Not only does the Gang of Eight’s bill allow the Secretary of Homeland Security to decide for herself whether weak, undefined enforcement measures (“triggers”) are met, but it grants her unprecedented discretion in determining whether an alien is allowed to enter the country, whether future illegal aliens can be removed from the country, and who is eligible for amnesty in the bill. The net effect of these waivers and discretionary authority is to permanently hamstring and undermine law enforcement and create a new, endless bureaucracy surrounding immigration proceedings. These provisions, carefully crafted by special interest immigration attorneys, serve only one purpose: to weaken current law and make future enforcement impossible.
· For instance, this bill would allow the Secretary to overlook convictions for crimes related to gang activity, child abuse, domestic violence, and drunk driving in determining whether an individual is eligible for admission to the country if the person’s admission serves “humanitarian purposes,” “ensure[s] family unity,” or is in the “public interest.” These standards are so broad as to render most current legal restrictions meaningless.
· S. 744 would also grant the Secretary of Homeland Security and Immigration Judges enormously broad discretion to block the removal of any future legal and illegal aliens—including convicted criminals—where such a removal is not in the “public interest” or would result in mere “hardship” to the alien’s U.S. citizen or permanent resident parent of a child, spouse or child.
· The bill would allow the Secretary of Homeland Security, when determining whether an individual is eligible for amnesty, to overlook that individual’s convictions for the following types of offenses that would otherwise render the alien inadmissible to the United States: a crime involving moral turpitude (which could include theft, child abuse, domestic violence, and a variety of other serious crimes); a controlled substance (non-trafficking) offense; and multiple drunk driving offenses (which, interestingly, is added as a ground of inadmissibility elsewhere in the bill), if the Secretary determines that granting the individual amnesty would serve “humanitarian purposes,” “ensure family unity,” or is in the “public interest.”
· In reviewing an application for the amnesty provided in the bill, the Secretary is explicitly barred from considering: document forgery, skipping court-ordered removal hearings, making false statements to authorities, multiple illegal re-entries, or felony arrests that did not result in convictions.

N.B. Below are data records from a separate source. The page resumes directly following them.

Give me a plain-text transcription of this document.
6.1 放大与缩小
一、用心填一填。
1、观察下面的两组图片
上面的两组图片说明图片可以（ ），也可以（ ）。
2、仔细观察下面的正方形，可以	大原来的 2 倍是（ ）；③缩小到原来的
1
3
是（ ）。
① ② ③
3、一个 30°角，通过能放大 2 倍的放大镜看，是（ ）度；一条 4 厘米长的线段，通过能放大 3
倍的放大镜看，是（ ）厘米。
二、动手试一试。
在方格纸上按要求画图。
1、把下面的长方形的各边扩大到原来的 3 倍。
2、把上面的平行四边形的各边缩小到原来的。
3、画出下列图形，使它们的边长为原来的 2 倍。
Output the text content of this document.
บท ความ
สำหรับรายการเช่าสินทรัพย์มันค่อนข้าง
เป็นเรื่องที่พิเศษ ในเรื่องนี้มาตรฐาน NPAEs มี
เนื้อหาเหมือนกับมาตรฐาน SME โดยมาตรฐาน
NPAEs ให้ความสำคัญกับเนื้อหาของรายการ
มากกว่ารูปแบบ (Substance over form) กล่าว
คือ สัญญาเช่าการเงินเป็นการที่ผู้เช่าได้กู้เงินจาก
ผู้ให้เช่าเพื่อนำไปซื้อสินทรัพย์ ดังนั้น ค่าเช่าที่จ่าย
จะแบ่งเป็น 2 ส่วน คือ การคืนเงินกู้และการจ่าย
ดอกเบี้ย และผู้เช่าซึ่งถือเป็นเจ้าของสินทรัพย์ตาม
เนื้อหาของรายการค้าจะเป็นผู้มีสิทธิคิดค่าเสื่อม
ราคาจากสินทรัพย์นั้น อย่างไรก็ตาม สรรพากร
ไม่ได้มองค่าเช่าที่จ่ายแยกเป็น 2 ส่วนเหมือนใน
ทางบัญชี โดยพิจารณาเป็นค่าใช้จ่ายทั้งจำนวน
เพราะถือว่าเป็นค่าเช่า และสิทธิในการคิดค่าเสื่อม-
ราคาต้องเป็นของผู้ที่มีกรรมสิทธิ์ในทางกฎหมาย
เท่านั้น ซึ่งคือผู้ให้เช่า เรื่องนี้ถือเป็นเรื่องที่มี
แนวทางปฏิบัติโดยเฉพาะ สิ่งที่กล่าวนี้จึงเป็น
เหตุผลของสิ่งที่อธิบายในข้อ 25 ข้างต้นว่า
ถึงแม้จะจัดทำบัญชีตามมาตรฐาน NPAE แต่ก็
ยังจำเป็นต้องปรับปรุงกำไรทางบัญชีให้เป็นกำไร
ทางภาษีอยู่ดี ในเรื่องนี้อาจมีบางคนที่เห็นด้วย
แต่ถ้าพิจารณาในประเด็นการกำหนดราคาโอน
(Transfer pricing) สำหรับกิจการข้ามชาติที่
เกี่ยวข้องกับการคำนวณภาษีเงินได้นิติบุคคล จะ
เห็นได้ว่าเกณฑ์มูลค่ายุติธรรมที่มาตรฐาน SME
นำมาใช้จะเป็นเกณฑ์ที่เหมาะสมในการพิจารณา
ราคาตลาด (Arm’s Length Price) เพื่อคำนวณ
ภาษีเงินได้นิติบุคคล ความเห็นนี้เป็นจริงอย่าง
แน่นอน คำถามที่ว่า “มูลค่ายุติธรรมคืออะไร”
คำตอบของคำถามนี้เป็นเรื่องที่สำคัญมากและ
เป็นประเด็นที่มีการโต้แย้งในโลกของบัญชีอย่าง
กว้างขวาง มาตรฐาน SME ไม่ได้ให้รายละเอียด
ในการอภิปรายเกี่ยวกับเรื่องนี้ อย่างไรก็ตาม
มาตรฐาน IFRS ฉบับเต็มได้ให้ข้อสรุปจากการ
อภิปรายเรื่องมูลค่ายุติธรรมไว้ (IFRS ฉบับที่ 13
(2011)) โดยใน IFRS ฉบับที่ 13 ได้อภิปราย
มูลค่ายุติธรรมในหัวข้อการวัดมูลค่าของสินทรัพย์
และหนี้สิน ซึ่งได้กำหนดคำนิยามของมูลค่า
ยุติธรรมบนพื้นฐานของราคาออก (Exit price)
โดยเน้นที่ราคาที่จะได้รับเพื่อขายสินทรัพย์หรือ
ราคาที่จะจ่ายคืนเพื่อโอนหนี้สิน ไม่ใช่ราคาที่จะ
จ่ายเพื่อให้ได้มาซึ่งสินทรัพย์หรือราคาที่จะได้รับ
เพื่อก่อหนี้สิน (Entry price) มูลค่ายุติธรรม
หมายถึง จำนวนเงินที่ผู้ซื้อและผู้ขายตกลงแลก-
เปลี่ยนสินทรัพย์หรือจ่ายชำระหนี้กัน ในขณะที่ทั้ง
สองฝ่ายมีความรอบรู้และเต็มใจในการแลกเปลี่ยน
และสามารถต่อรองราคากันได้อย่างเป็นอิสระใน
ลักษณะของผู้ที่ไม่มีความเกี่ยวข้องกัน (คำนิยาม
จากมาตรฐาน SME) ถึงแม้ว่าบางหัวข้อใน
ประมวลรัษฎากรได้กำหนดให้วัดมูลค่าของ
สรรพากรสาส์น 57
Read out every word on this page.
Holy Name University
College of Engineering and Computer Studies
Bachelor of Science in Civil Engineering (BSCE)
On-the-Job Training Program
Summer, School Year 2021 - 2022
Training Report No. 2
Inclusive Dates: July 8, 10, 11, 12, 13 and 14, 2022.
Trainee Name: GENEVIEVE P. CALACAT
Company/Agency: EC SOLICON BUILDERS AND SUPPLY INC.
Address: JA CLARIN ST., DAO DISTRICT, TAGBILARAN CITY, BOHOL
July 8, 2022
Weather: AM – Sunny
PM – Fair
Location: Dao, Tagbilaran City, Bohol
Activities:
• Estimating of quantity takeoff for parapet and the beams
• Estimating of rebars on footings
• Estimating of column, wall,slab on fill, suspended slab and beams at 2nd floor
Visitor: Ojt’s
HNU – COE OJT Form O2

· Even those who have been deported are eligible to apply for amnesty under the bill. Current law requires the Attorney General to automatically remove an alien who re-enters the U.S. after being deported. Under S. 744, however, this would no longer apply to future deportees who re-enter the U.S. before reaching 18 years of age. It would also no longer apply to any deportee—regardless of age—whose removal the Secretary determines would not be in the “public interest” or would result in “hardship” to the alien’s U.S. citizen or permanent resident parent, spouse, or child. For instance, under this bill, an alien who was removed after committing a deportable offense—such as assault or a crime involving moral turpitude—and returns before the age of 18 is no longer deportable, as he would be under current law.
· S. 744 provides that an alien is ineligible for amnesty if he has been convicted of three or more misdemeanor offenses on different dates, other than minor traffic offenses (a term which is not defined). That means that an alien is eligible for amnesty even if he or she has been convicted of two misdemeanor criminal convictions, or even a theoretically unlimited number of misdemeanor criminal convictions, as long as the convictions occurred on the same date. That also means that an alien who committed a serious felony offense but had his charges reduced to a misdemeanor as the result of a plea bargain is eligible for amnesty. Despite these already lax requirements, the Secretary is given authority to waive the bar for even those with multiple convictions.
· S. 744 also provides that Immigration Judges have the authority to appoint attorneys to illegal aliens at government expense. The appointment of an attorney at government expense is unprecedented outside of the criminal court context.
Rather than enhance border security and ensure future enforcement of the law, S. 744 rewards illegal aliens with criminal records, and creates an incentive for people to illegally enter the United States in the future. In essence, if S. 744 passes as currently drafted, the following scenario is not at all unlikely: An individual who has previously been convicted of a crime and subsequently removed from the United States illegally crosses the border at one of the six sectors not addressed by S. 744. The United States Border Patrol apprehends that individual, and rather than simply expediently removing him from the United States, places that individual into removal proceedings before an Immigration Judge. The Immigration Judge appoints an attorney for the alien at taxpayer expense. The attorney assists the alien in demonstrating that any future removal would cause mere “hardship” to a qualifying relative. The Immigration Judge terminates the case and permits the individual to stay in the United States—presumably indefinitely.
Quite opposite from creating the “toughest” enforcement in history as the proposal sponsors’ promised, this legislation would devastate enforcement and officer morale and disastrously undermine the rule of law for years to come.